Changing the Rules of the Game, Honorably
Microgrids and alternative and renewable energy sources are unlikely to meet the nation’s electrical needs anytime soon. Even with conservation through the interwoven system, the evolution of plug-in electric automobiles will inevitably increase demand. Consequently, the country will need electricity from nuclear plants, solar panels on houses, and T. Boone’s wind farms. And utilities, insist Galvin and Yeager, will be an important component of this future.

We live in a society in which entrenched businesses are all too easily demonized by those who feel they take advantage of consumers. But as Galvin kept insisting during the writing of Perfect Power, “Utility leaders are simply responding to the rules of the game that were created long ago.

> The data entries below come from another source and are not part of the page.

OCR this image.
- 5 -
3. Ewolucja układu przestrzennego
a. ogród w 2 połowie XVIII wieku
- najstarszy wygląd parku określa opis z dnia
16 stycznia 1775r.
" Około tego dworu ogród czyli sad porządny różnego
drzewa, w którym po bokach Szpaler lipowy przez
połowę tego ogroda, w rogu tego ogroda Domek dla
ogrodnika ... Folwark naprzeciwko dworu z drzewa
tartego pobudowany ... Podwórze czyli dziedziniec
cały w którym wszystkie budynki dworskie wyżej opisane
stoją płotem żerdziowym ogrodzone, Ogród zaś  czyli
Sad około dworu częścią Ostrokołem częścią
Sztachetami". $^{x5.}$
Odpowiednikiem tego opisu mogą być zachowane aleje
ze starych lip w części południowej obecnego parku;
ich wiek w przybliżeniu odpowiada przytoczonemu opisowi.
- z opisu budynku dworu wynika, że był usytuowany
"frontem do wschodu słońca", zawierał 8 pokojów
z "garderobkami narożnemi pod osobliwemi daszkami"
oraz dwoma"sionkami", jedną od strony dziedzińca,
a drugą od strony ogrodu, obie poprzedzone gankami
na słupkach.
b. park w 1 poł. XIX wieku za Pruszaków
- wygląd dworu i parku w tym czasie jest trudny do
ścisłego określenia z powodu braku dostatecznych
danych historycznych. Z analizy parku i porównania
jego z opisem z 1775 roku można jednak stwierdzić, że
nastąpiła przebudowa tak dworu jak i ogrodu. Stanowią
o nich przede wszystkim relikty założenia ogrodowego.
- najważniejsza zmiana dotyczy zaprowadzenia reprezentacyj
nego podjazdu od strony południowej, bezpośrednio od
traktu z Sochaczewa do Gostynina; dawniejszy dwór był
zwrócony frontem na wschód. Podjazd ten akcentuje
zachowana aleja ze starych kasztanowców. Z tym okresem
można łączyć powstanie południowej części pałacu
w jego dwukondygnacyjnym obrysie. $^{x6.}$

The same was true of the telecommunications industry, which after the cell phone was invented at Motorola opposed deregulation. But we worked to have the rules of the game changed, honorably. And in the end, the companies that ended up benefiting the most were originally the strongest opponents.”

A number of electric utilities have already made attempts to develop alternative energy and lower their carbon footprints. Exelon, the Chicago-based parent company of Commonwealth Edison, has put a huge focus on conservation and efficiency, which is the cheapest and fastest way to lower emissions. San Francisco-based Pacific Gas & Electric is asking some of its customers to enroll in a “smart” air-conditioning program, paying them $25 for the right to install a switch or thermometer that could be automatically controlled by the utility during heat waves. It’s a semi-smart meter and yet one that still grants consumers no real control.

Given the social pressure around going green, consumers are unfortunately gullible targets. A recent BusinessWeek article, for instance, reported on the 750 utilities that offer customers a chance to pay a premium on their electric bills so as to generate “green power.” More than 600,000 U.S. households have signed up for such programs. The utilities are getting “environmental bragging rights,” the magazine suggested. But roughly half of the money paid into these programs is devoted to advertising and administrative expenses, or to wind and methane recovery programs that already are in place.

That so many people have such an abidingly strong faith in green programs is instructive, since concern for the environment has taken on a slightly religious cast. Since our distant ancestors lived and died at the whims of omnipotent nature, there is probably intuitive sense behind such beliefs. But if the environment is in fact a kind of a religion, there is a good case to be made that the electrical system is the house of worship — and the pews and steeple are in dire need of repair, as is the building’s foundation. Since wishes won’t make it happen, entrepreneurs are needed to lead the work.

To paraphrase Kermit, it isn’t really all that easy being really green.